Bitcoin Daily Analysis: Why Bitcoin's Stock to Flow Ratio is Fundamentally Higher than Gold (And Will Only Go Higher)
First, let's define a Stock to Flow Ratio:
A Stock to Flow Model quantifies a measurement of the proportion between all of a resource or asset's currently available supply and its current production rate. In commodities markets, analysts calculate the commodity's average yearly inventory versus its annual supply. Because using or destroying a consumable good provides it economic utility, investment assets such as Gold and Bitcoin therefore lie in its possession and later resale. If a commodity's average inventories can usually satisfy typical consumption and even higher than usual consumption for a few months, this means the commodity has a relatively low stock to flow ratio. Commodities or assets with high stock to flow ratios, such as Gold or Bitcoin, have higher stock to flow ratios due to their lower production rate relative to current available supply.
The argument for Bitcoin's higher stock to flow ratio than gold is this: Gold's global production rate/inflation rate typically ranges from 1-3% per year (between 2-3% in recent years), and demand mostly coming from industrial use, store of value/monetary hedge, and luxury collection.
Bitcoin's production rate recently decreased from 3.56% to 1.79% indefinitely in May 2020 as a result of the most recent Bitcoin halving event, lowering from 25 blocks to 12.5 blocks. This is a recurring event in the Bitcoin protocol where for every 210,000 blocks created, the mining block reward (new Bitcoin released into circulating supply) is halved - reduced by 50%. This process was outlined in the 2008 Bitcoin white paper and was written into the Bitcoin protocol from day 1. A halving event occurs programmatically every 210,000 blocks created, or roughly every 4 years, and will sans any authority, government regulation, or network upgrades. Therefore, the next halving event should occur on May 18, 2024, when Bitcoin's block reward will halve again from 12.5 to 6.25, roughly a 0.84% production rate.
But will more Bitcoin ever be created? No. The network has only ever declared and programmed a maximum supply of 21 million Bitcoin, of which ~88% have been mined and are available in the 'available' market supply (it's been estimated 10-30% have been lost indefinitely on lost or stolen private keys and corrupted hard drives).
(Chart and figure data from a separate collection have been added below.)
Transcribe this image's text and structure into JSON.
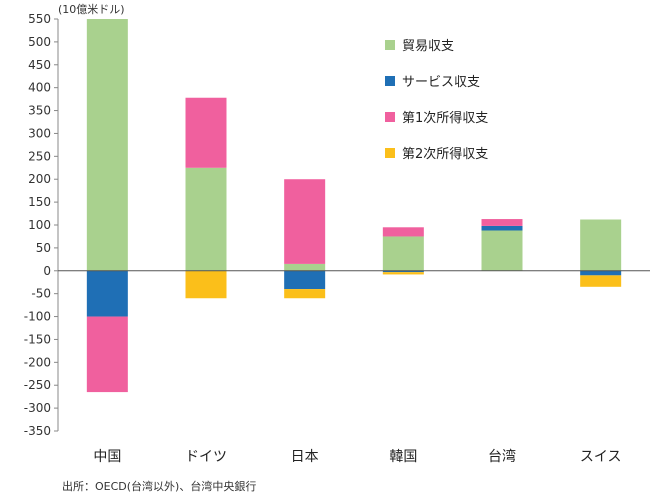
{
  "chart_data": {
    "type": "bar",
    "stacked": true,
    "unit_label": "(10億米ドル)",
    "source": "出所：OECD(台湾以外)、台湾中央銀行",
    "categories": [
      "中国",
      "ドイツ",
      "日本",
      "韓国",
      "台湾",
      "スイス"
    ],
    "ylim": [
      -350,
      550
    ],
    "yticks": [
      550,
      500,
      450,
      400,
      350,
      300,
      250,
      200,
      150,
      100,
      50,
      0,
      -50,
      -100,
      -150,
      -200,
      -250,
      -300,
      -350
    ],
    "grid": false,
    "legend_position": "top-right",
    "series": [
      {
        "name": "貿易収支",
        "color": "#a9d18e",
        "values": [
          550,
          225,
          15,
          75,
          88,
          112
        ]
      },
      {
        "name": "サービス収支",
        "color": "#1f6fb5",
        "values": [
          -100,
          0,
          -40,
          -3,
          10,
          -10
        ]
      },
      {
        "name": "第1次所得収支",
        "color": "#f0609e",
        "values": [
          -165,
          153,
          185,
          20,
          15,
          0
        ]
      },
      {
        "name": "第2次所得収支",
        "color": "#fbbf1a",
        "values": [
          0,
          -60,
          -20,
          -5,
          0,
          -25
        ]
      }
    ]
  }
}
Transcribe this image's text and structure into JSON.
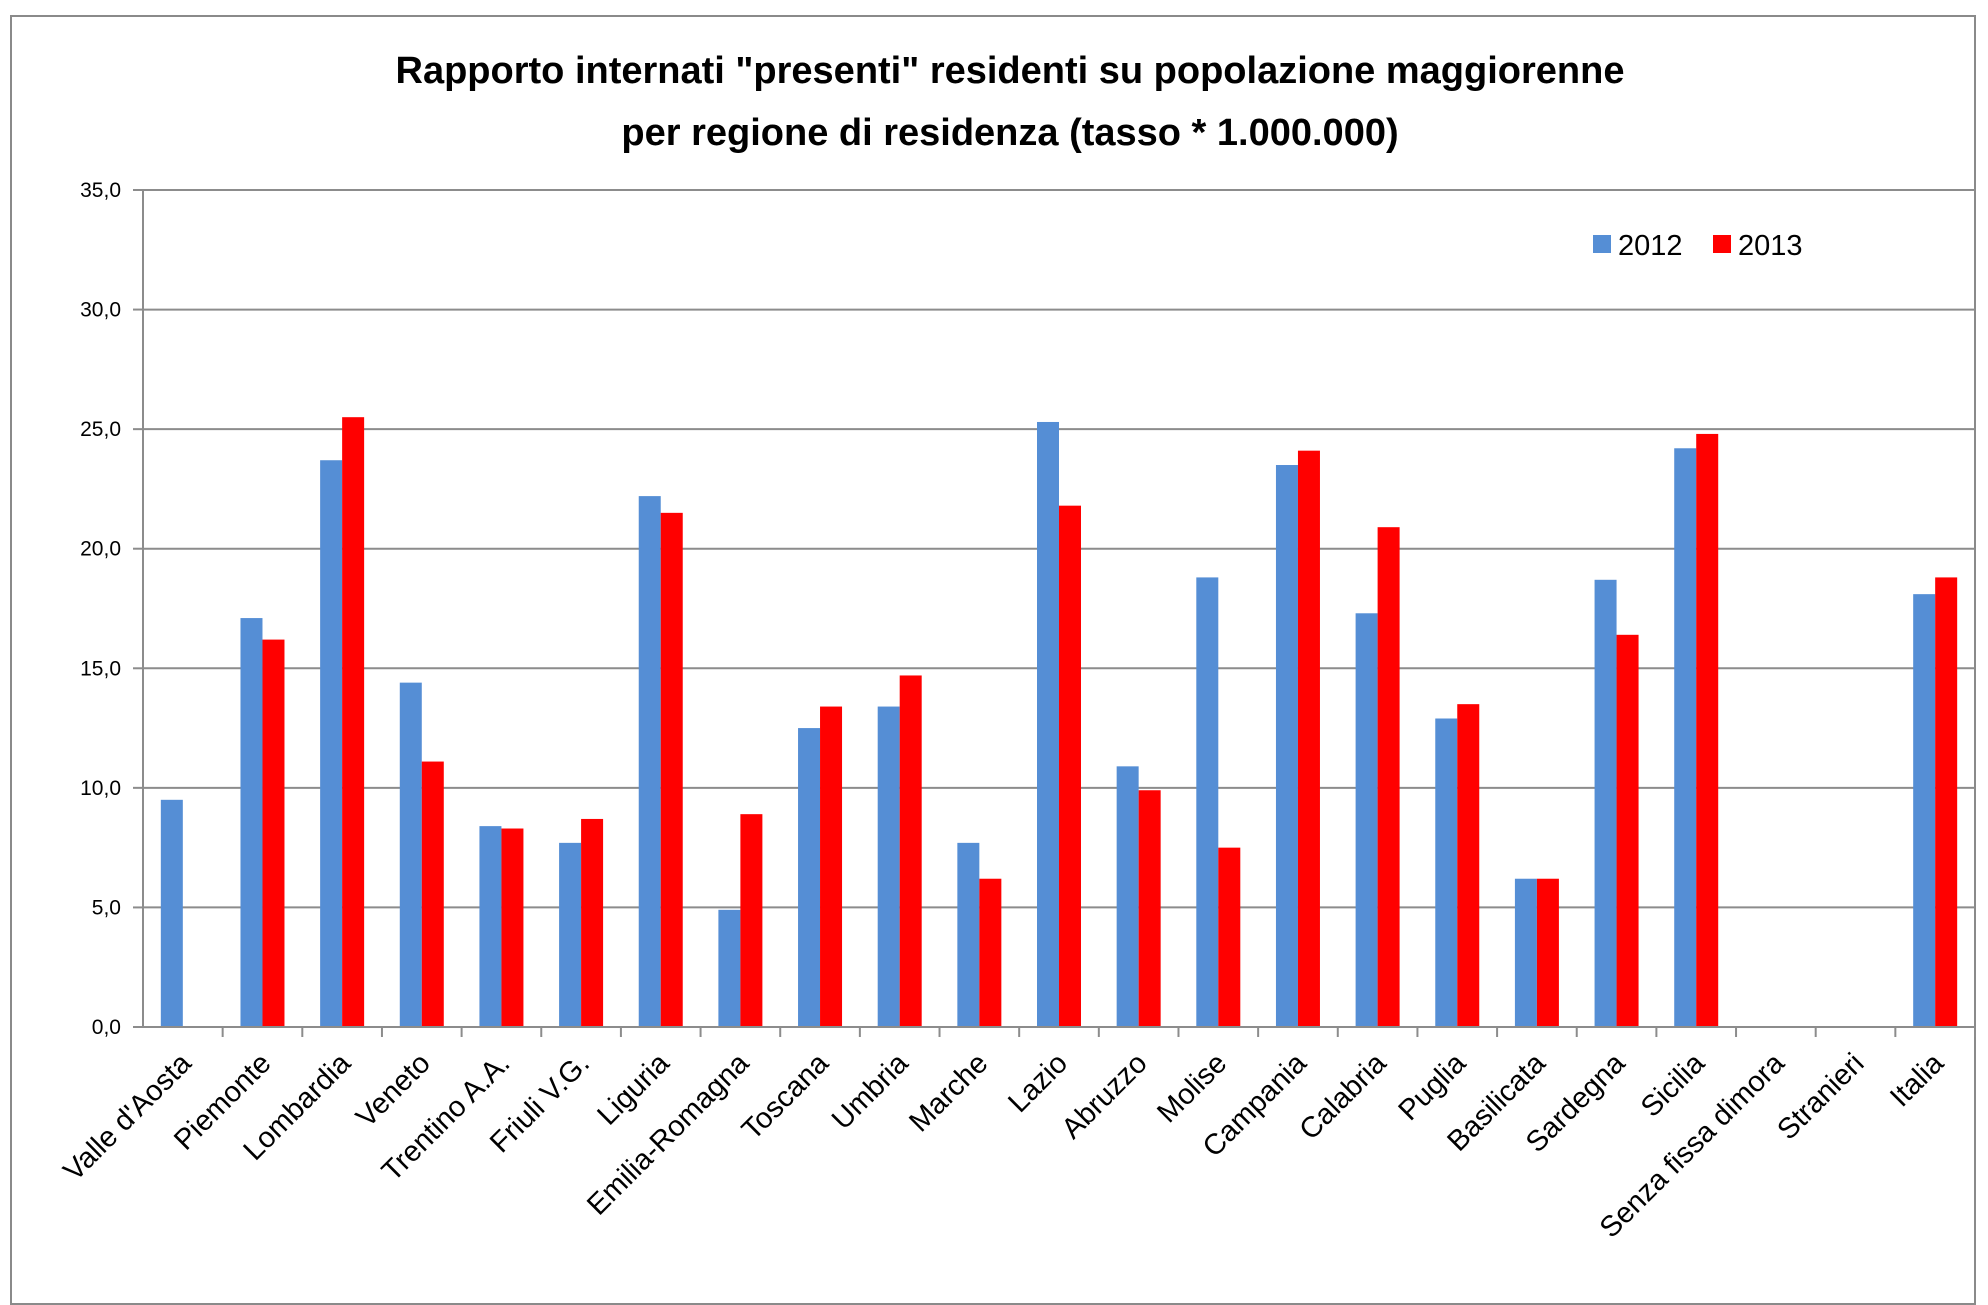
{
  "chart_data": {
    "type": "bar",
    "title": "Rapporto internati \"presenti\" residenti su popolazione maggiorenne",
    "subtitle": "per regione di residenza (tasso * 1.000.000)",
    "xlabel": "",
    "ylabel": "",
    "ylim": [
      0,
      35
    ],
    "yticks": [
      "0,0",
      "5,0",
      "10,0",
      "15,0",
      "20,0",
      "25,0",
      "30,0",
      "35,0"
    ],
    "grid": true,
    "legend_position": "top-right",
    "categories": [
      "Valle d'Aosta",
      "Piemonte",
      "Lombardia",
      "Veneto",
      "Trentino A.A.",
      "Friuli V.G.",
      "Liguria",
      "Emilia-Romagna",
      "Toscana",
      "Umbria",
      "Marche",
      "Lazio",
      "Abruzzo",
      "Molise",
      "Campania",
      "Calabria",
      "Puglia",
      "Basilicata",
      "Sardegna",
      "Sicilia",
      "Senza fissa dimora",
      "Stranieri",
      "Italia"
    ],
    "series": [
      {
        "name": "2012",
        "color": "#558ED5",
        "values": [
          9.5,
          17.1,
          23.7,
          14.4,
          8.4,
          7.7,
          22.2,
          4.9,
          12.5,
          13.4,
          7.7,
          25.3,
          10.9,
          18.8,
          23.5,
          17.3,
          12.9,
          6.2,
          18.7,
          24.2,
          0,
          0,
          18.1
        ]
      },
      {
        "name": "2013",
        "color": "#FF0000",
        "values": [
          0,
          16.2,
          25.5,
          11.1,
          8.3,
          8.7,
          21.5,
          8.9,
          13.4,
          14.7,
          6.2,
          21.8,
          9.9,
          7.5,
          24.1,
          20.9,
          13.5,
          6.2,
          16.4,
          24.8,
          0,
          0,
          18.8
        ]
      }
    ]
  }
}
With Bitcoin demand steadily increasing year over year and supply predictably decreasing every 4 years until the finite supply is mined, BTC's S2F Ratio should continue to outshine the yellow precious metal indefinitely. Since only 1.3% of all 7.6 billion Earth citizens own any Bitcoin, and younger, more technology-fluent generations continue to join the world's economy, there is exponential upside for Bitcoin global adoption, market capture, and price appreciation as a monetary hedge and borderless, trustless, immutable peer-to-peer payments solution.
Therefore, it's fair to assume that Bitcoin’s S2F Ratio should continue to increase over time as its programmatic issuance halves in perpetuity every 4 years until all 21 million Bitcoin are mined. How high could Bitcoin's price go? It's impossible to say for certain, but mathematically, the probability of increasing another order of magnitude is convincing enough for me.